Moily clears GM crops field trials

The environment minister has finally gone ahead with his earlier hints to clear the field trials of the genetically modified crops. The expert committee too is expected to meet this month


The union minister for environment and forests, Mr Veerappa Moily

The last kharif season saw no clarity on the sowing of GM seeds due to lack of political will on the part of the government. This made the agri-biotech companies who were allowed to hold the confined trials after no objection certificate from the states by the Genetic Engineering Appraisal Committee (GEAC) to keep their fingers crossed. During its last meeting held one year ago on March 2013, GEAC had given green signal for the field trials of as many as crops but was withheld by the then environment minister, Ms Jayanthi Natarajan.

However, after the prime minister asked her to go, the new environment minister Mr Veerappa Moily took few immediate decisions on some pending issues. Within two months of his joining, Moily has finally on February 27, 2014 approved the March, 2013 decision of the GEAC to allow more than 200 successful gene modification trials for rice, wheat, maize, castor and cotton. The minister has also called a meeting of the GEAC on March 21, 2014, a year after it last met and cleared the field trials.

In its last meeting, GEAC had given Bayer Bioscience an open-ended clearance to test GM rice in all four regions of the country after consent of state governments. It gave permission to Bayer to conduct selection trials on 45 transgenic rice events, comprising six genes. Mahyco and BASF India were allowed to conduct trials of GM rice while Hyderabad-based Directorate of Oilseeds Research's GM castor had been re-approved for field trails. Monsanto India was permitted to test its GM maize at alternate sites after facing protests in several states. Similarly, Mahyco was also given an extended clearance for GM wheat trials. Apart from that, the GEAC had also cleared field testing of various GM cotton varieties by Bayer, BASF and Mahyco.

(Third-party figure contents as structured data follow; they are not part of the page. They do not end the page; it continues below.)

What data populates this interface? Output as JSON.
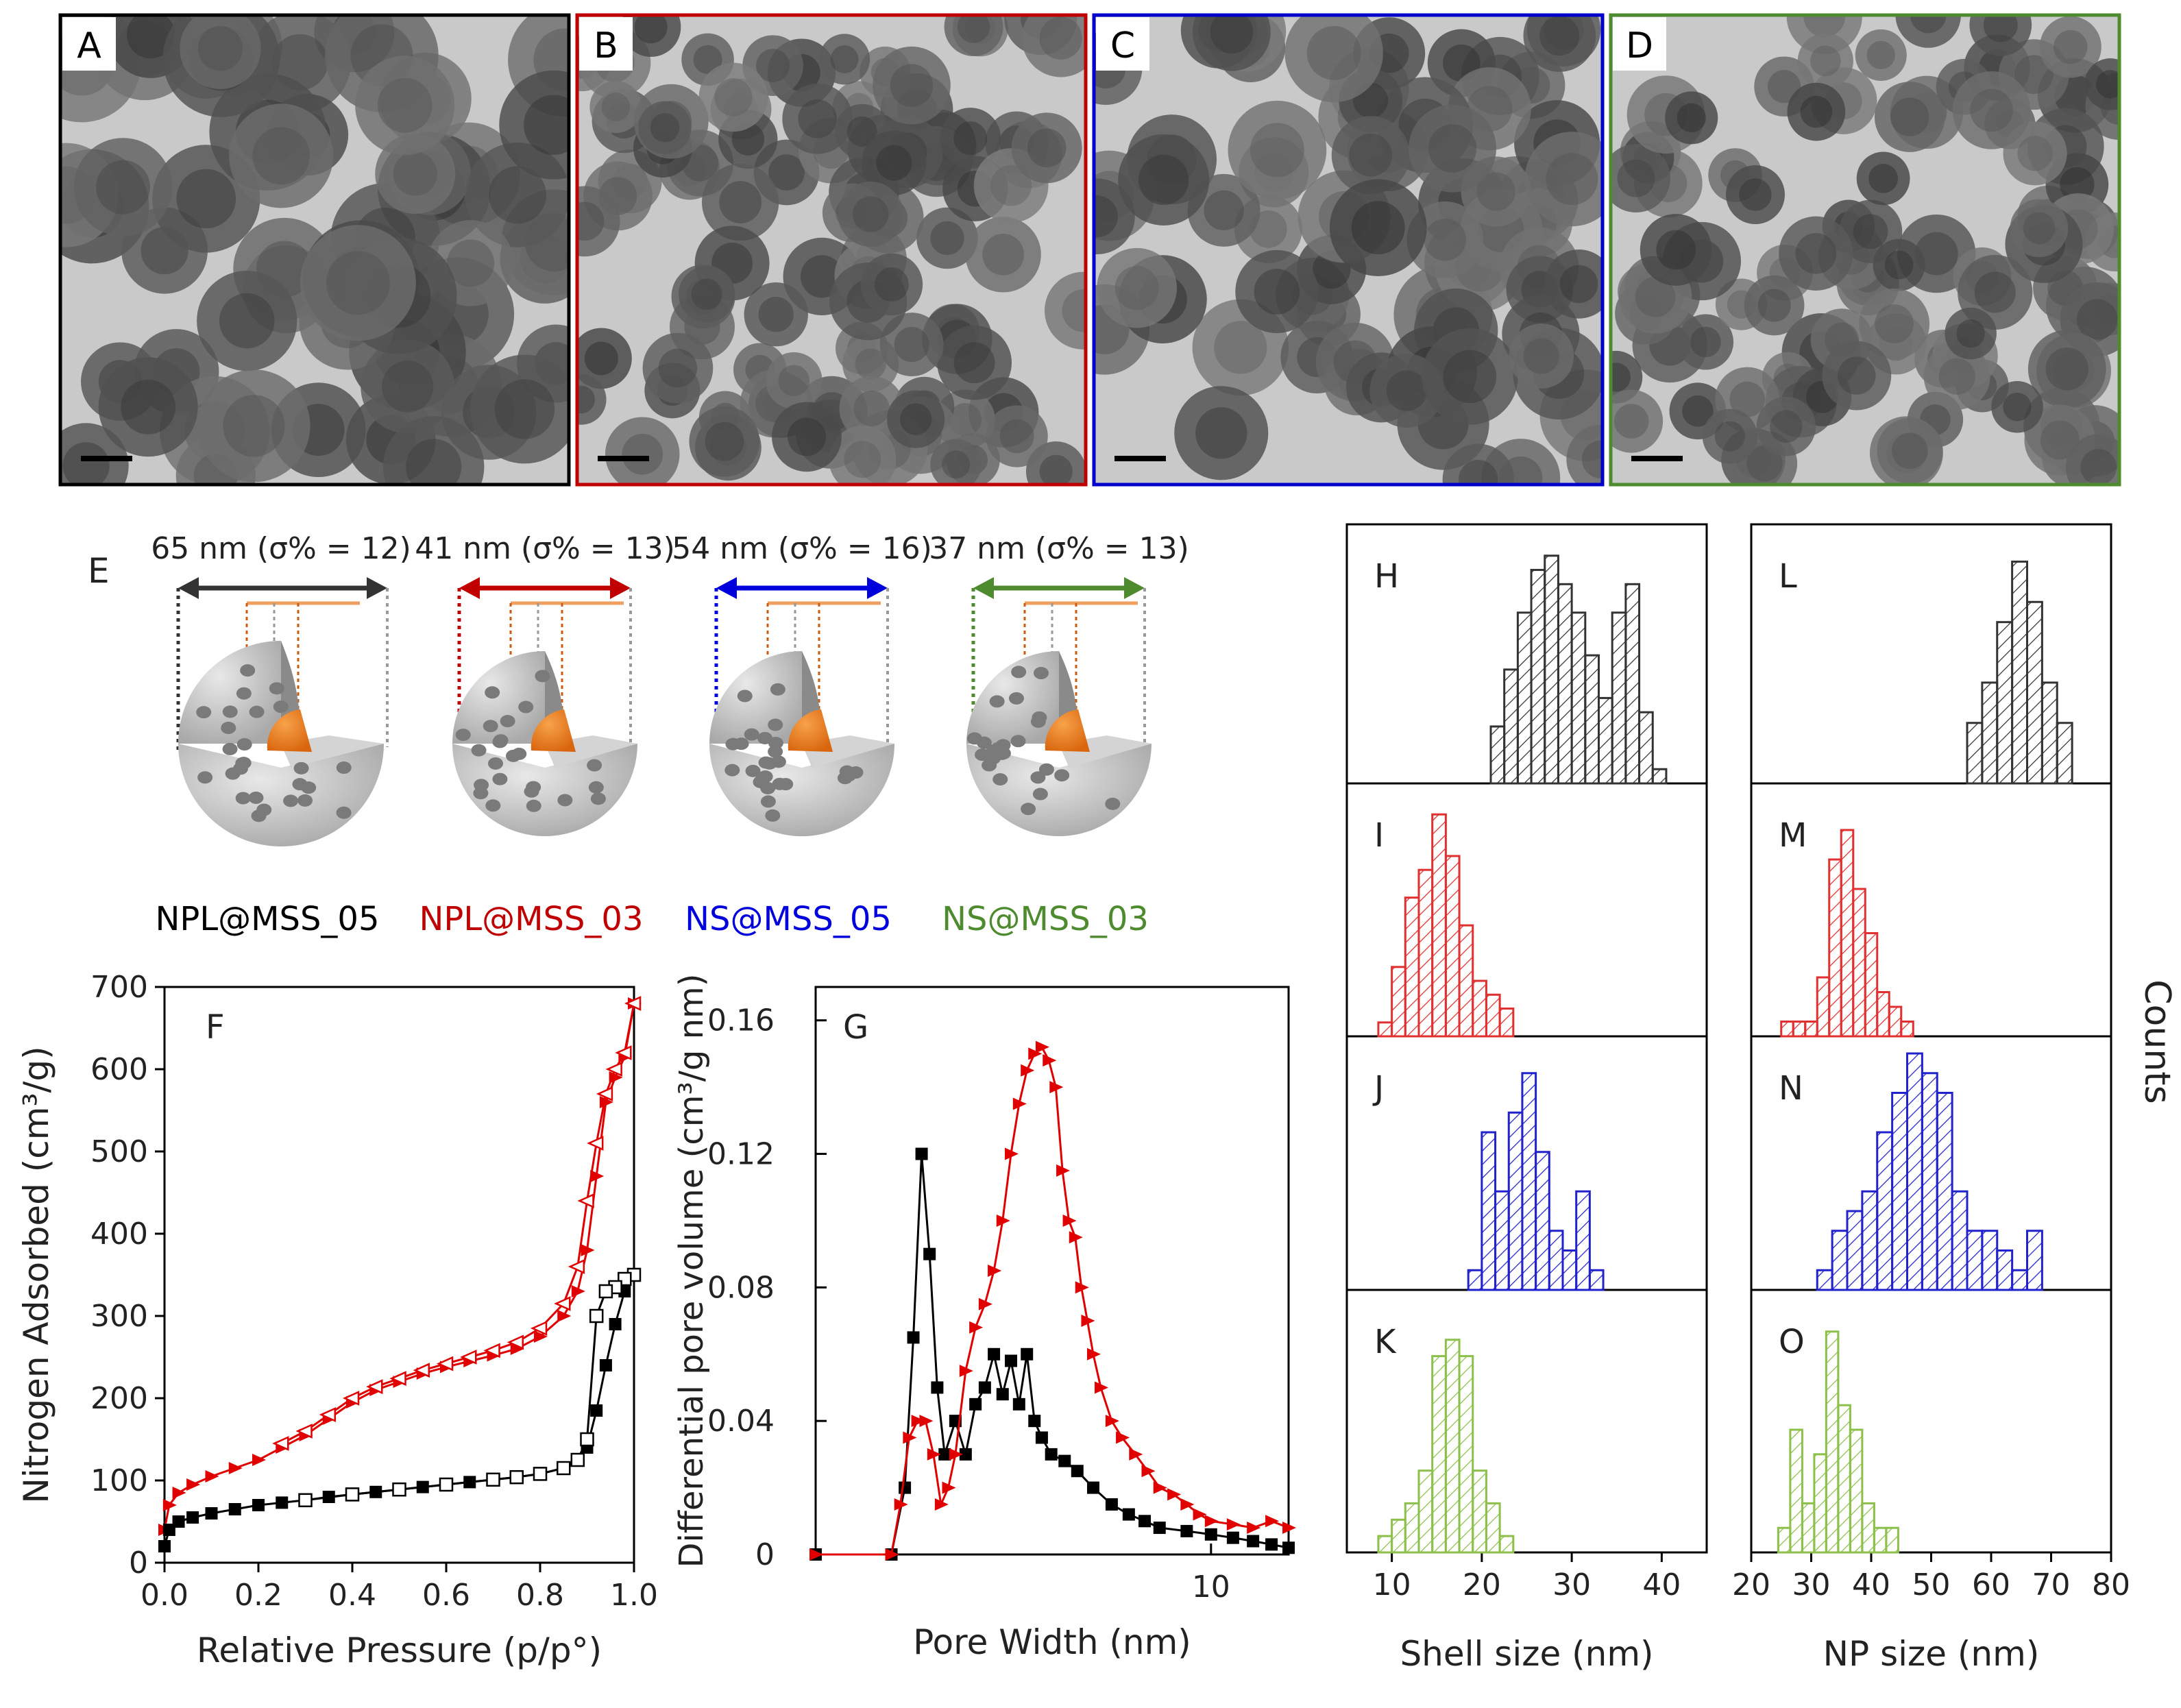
{
  "figure": {
    "tem_panels": [
      {
        "label": "A",
        "color": "#000000",
        "seed": 11,
        "style": "large"
      },
      {
        "label": "B",
        "color": "#c00000",
        "seed": 23,
        "style": "small"
      },
      {
        "label": "C",
        "color": "#0000cc",
        "seed": 37,
        "style": "medium"
      },
      {
        "label": "D",
        "color": "#4e8a2e",
        "seed": 51,
        "style": "small"
      }
    ],
    "panel_e": {
      "label": "E",
      "particles": [
        {
          "size_label": "65 nm (σ% = 12)",
          "color": "#333333",
          "name": "NPL@MSS_05",
          "name_color": "#000000"
        },
        {
          "size_label": "41 nm (σ% = 13)",
          "color": "#c00000",
          "name": "NPL@MSS_03",
          "name_color": "#c00000"
        },
        {
          "size_label": "54 nm (σ% = 16)",
          "color": "#0000dd",
          "name": "NS@MSS_05",
          "name_color": "#0000dd"
        },
        {
          "size_label": "37 nm (σ% = 13)",
          "color": "#4e8a2e",
          "name": "NS@MSS_03",
          "name_color": "#4e8a2e"
        }
      ]
    }
  },
  "chart_data": [
    {
      "type": "line",
      "panel": "F",
      "title": "F",
      "xlabel": "Relative Pressure (p/p°)",
      "ylabel": "Nitrogen Adsorbed (cm³/g)",
      "xlim": [
        0,
        1
      ],
      "ylim": [
        0,
        700
      ],
      "xticks": [
        "0.0",
        "0.2",
        "0.4",
        "0.6",
        "0.8",
        "1.0"
      ],
      "yticks": [
        "0",
        "100",
        "200",
        "300",
        "400",
        "500",
        "600",
        "700"
      ],
      "series": [
        {
          "name": "NPL@MSS_03 adsorption",
          "color": "#e00000",
          "marker": "right-triangle-filled",
          "x": [
            0.0,
            0.01,
            0.03,
            0.06,
            0.1,
            0.15,
            0.2,
            0.25,
            0.3,
            0.35,
            0.4,
            0.45,
            0.5,
            0.55,
            0.6,
            0.65,
            0.7,
            0.75,
            0.8,
            0.85,
            0.88,
            0.9,
            0.92,
            0.94,
            0.96,
            0.98,
            1.0
          ],
          "y": [
            40,
            70,
            85,
            95,
            105,
            115,
            125,
            140,
            155,
            175,
            195,
            210,
            220,
            230,
            238,
            245,
            252,
            260,
            275,
            300,
            330,
            380,
            470,
            560,
            590,
            615,
            680
          ]
        },
        {
          "name": "NPL@MSS_03 desorption",
          "color": "#e00000",
          "marker": "left-triangle-open",
          "x": [
            1.0,
            0.98,
            0.96,
            0.94,
            0.92,
            0.9,
            0.88,
            0.85,
            0.8,
            0.75,
            0.7,
            0.65,
            0.6,
            0.55,
            0.5,
            0.45,
            0.4,
            0.35,
            0.3,
            0.25
          ],
          "y": [
            680,
            620,
            600,
            570,
            510,
            440,
            360,
            315,
            285,
            268,
            258,
            250,
            242,
            234,
            224,
            214,
            200,
            180,
            160,
            145
          ]
        },
        {
          "name": "NPL@MSS_05 adsorption",
          "color": "#000000",
          "marker": "square-filled",
          "x": [
            0.0,
            0.01,
            0.03,
            0.06,
            0.1,
            0.15,
            0.2,
            0.25,
            0.3,
            0.35,
            0.4,
            0.45,
            0.5,
            0.55,
            0.6,
            0.65,
            0.7,
            0.75,
            0.8,
            0.85,
            0.88,
            0.9,
            0.92,
            0.94,
            0.96,
            0.98,
            1.0
          ],
          "y": [
            20,
            40,
            50,
            55,
            60,
            65,
            70,
            73,
            76,
            80,
            83,
            86,
            89,
            92,
            95,
            98,
            101,
            104,
            108,
            115,
            125,
            140,
            185,
            240,
            290,
            330,
            350
          ]
        },
        {
          "name": "NPL@MSS_05 desorption",
          "color": "#000000",
          "marker": "square-open",
          "x": [
            1.0,
            0.98,
            0.96,
            0.94,
            0.92,
            0.9,
            0.88,
            0.85,
            0.8,
            0.75,
            0.7,
            0.6,
            0.5,
            0.4,
            0.3
          ],
          "y": [
            350,
            345,
            335,
            330,
            300,
            150,
            125,
            115,
            108,
            104,
            101,
            95,
            89,
            83,
            76
          ]
        }
      ]
    },
    {
      "type": "line",
      "panel": "G",
      "title": "G",
      "xlabel": "Pore Width (nm)",
      "ylabel": "Differential pore volume (cm³/g nm)",
      "xscale": "log",
      "xlim": [
        1.8,
        14
      ],
      "ylim": [
        0,
        0.17
      ],
      "xticks": [
        "10"
      ],
      "yticks": [
        "0",
        "0.04",
        "0.08",
        "0.12",
        "0.16"
      ],
      "series": [
        {
          "name": "NPL@MSS_05",
          "color": "#000000",
          "marker": "square-filled",
          "x": [
            1.8,
            2.5,
            2.65,
            2.75,
            2.85,
            2.95,
            3.05,
            3.15,
            3.3,
            3.45,
            3.6,
            3.75,
            3.9,
            4.05,
            4.2,
            4.35,
            4.5,
            4.65,
            4.8,
            5.0,
            5.3,
            5.6,
            6.0,
            6.5,
            7.0,
            7.5,
            8.0,
            9.0,
            10.0,
            11.0,
            12.0,
            13.0,
            14.0
          ],
          "y": [
            0.0,
            0.0,
            0.02,
            0.065,
            0.12,
            0.09,
            0.05,
            0.03,
            0.04,
            0.03,
            0.045,
            0.05,
            0.06,
            0.048,
            0.058,
            0.045,
            0.06,
            0.04,
            0.035,
            0.03,
            0.028,
            0.025,
            0.02,
            0.015,
            0.012,
            0.01,
            0.008,
            0.007,
            0.006,
            0.005,
            0.004,
            0.003,
            0.002
          ]
        },
        {
          "name": "NPL@MSS_03",
          "color": "#e00000",
          "marker": "right-triangle-filled",
          "x": [
            1.8,
            2.5,
            2.6,
            2.7,
            2.8,
            2.9,
            3.0,
            3.1,
            3.2,
            3.3,
            3.45,
            3.6,
            3.75,
            3.9,
            4.05,
            4.2,
            4.35,
            4.5,
            4.65,
            4.8,
            4.95,
            5.1,
            5.25,
            5.4,
            5.55,
            5.7,
            5.85,
            6.0,
            6.2,
            6.5,
            6.8,
            7.2,
            7.6,
            8.0,
            8.5,
            9.0,
            9.5,
            10.0,
            11.0,
            12.0,
            13.0,
            14.0
          ],
          "y": [
            0.0,
            0.0,
            0.015,
            0.035,
            0.04,
            0.04,
            0.03,
            0.015,
            0.02,
            0.03,
            0.055,
            0.068,
            0.075,
            0.085,
            0.1,
            0.12,
            0.135,
            0.145,
            0.15,
            0.152,
            0.148,
            0.14,
            0.115,
            0.1,
            0.095,
            0.08,
            0.07,
            0.06,
            0.05,
            0.04,
            0.035,
            0.03,
            0.025,
            0.02,
            0.018,
            0.015,
            0.012,
            0.01,
            0.009,
            0.008,
            0.01,
            0.008
          ]
        }
      ]
    },
    {
      "type": "bar",
      "panel": "H-O",
      "column_left": {
        "xlabel": "Shell size (nm)",
        "xlim": [
          5,
          45
        ],
        "xticks": [
          "10",
          "20",
          "30",
          "40"
        ]
      },
      "column_right": {
        "xlabel": "NP size (nm)",
        "xlim": [
          20,
          80
        ],
        "xticks": [
          "20",
          "30",
          "40",
          "50",
          "60",
          "70",
          "80"
        ]
      },
      "ylabel": "Counts",
      "histograms": [
        {
          "label": "H",
          "color": "#333333",
          "start": 21,
          "width": 1.5,
          "values": [
            4,
            8,
            12,
            15,
            16,
            14,
            12,
            9,
            6,
            12,
            14,
            5,
            1
          ],
          "max": 17
        },
        {
          "label": "I",
          "color": "#e03030",
          "start": 8.5,
          "width": 1.5,
          "values": [
            1,
            5,
            10,
            12,
            16,
            13,
            8,
            4,
            3,
            2
          ],
          "max": 17
        },
        {
          "label": "J",
          "color": "#2222cc",
          "start": 18.5,
          "width": 1.5,
          "values": [
            1,
            8,
            5,
            9,
            11,
            7,
            3,
            2,
            5,
            1
          ],
          "max": 12
        },
        {
          "label": "K",
          "color": "#8cc04a",
          "start": 8.5,
          "width": 1.5,
          "values": [
            1,
            2,
            3,
            5,
            12,
            13,
            12,
            5,
            3,
            1
          ],
          "max": 15
        },
        {
          "label": "L",
          "color": "#333333",
          "start": 56,
          "width": 2.5,
          "values": [
            3,
            5,
            8,
            11,
            9,
            5,
            3
          ],
          "max": 12
        },
        {
          "label": "M",
          "color": "#e03030",
          "start": 25,
          "width": 2,
          "values": [
            1,
            1,
            1,
            4,
            12,
            14,
            10,
            7,
            3,
            2,
            1
          ],
          "max": 16
        },
        {
          "label": "N",
          "color": "#2222cc",
          "start": 31,
          "width": 2.5,
          "values": [
            1,
            3,
            4,
            5,
            8,
            10,
            12,
            11,
            10,
            5,
            3,
            3,
            2,
            1,
            3
          ],
          "max": 12
        },
        {
          "label": "O",
          "color": "#8cc04a",
          "start": 24.5,
          "width": 2,
          "values": [
            1,
            5,
            2,
            4,
            9,
            6,
            5,
            2,
            1,
            1
          ],
          "max": 10
        }
      ]
    }
  ]
}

The biotech industry body, Association of Biotechnology Led Enterprises- Agriculture Group (ABLE-AG) also welcomed the positive attitude of the new environment minister. Mr Ram Kaundinya, chairman, ABLE AG added, "It is encouraging that the minister has approved the March,2013 decision of GEAC. This is a progressive step and will clear the path for the unhindered progress of R&D in the vital agriculture sector."

"ABLE-AG firmly believes that research and trials in GM technology should not be stopped as additional information from research and trials will help us to assess the technology more accurately. it was very discouraging that the GEAC mechanism had come to a half for the last two years," mentioned the statement from ABLE AG.

Prior to that even prime minister had openly batted for the GM crops. While speaking at the Indian Science Congress held at Jammu, Dr Manmohan Singh had asked the scientists to communicate their ideas in a much vocal manner. "To ensure food security and to improve land and water productivity, we have to launch a national drive for an ever-green revolution. This will test the ingenuity of our agricultural scientists. Climate-resilient agriculture and modern bio-technological tools hold great promise. Use of bio-technology has great potential to improve yields", said Dr Singh.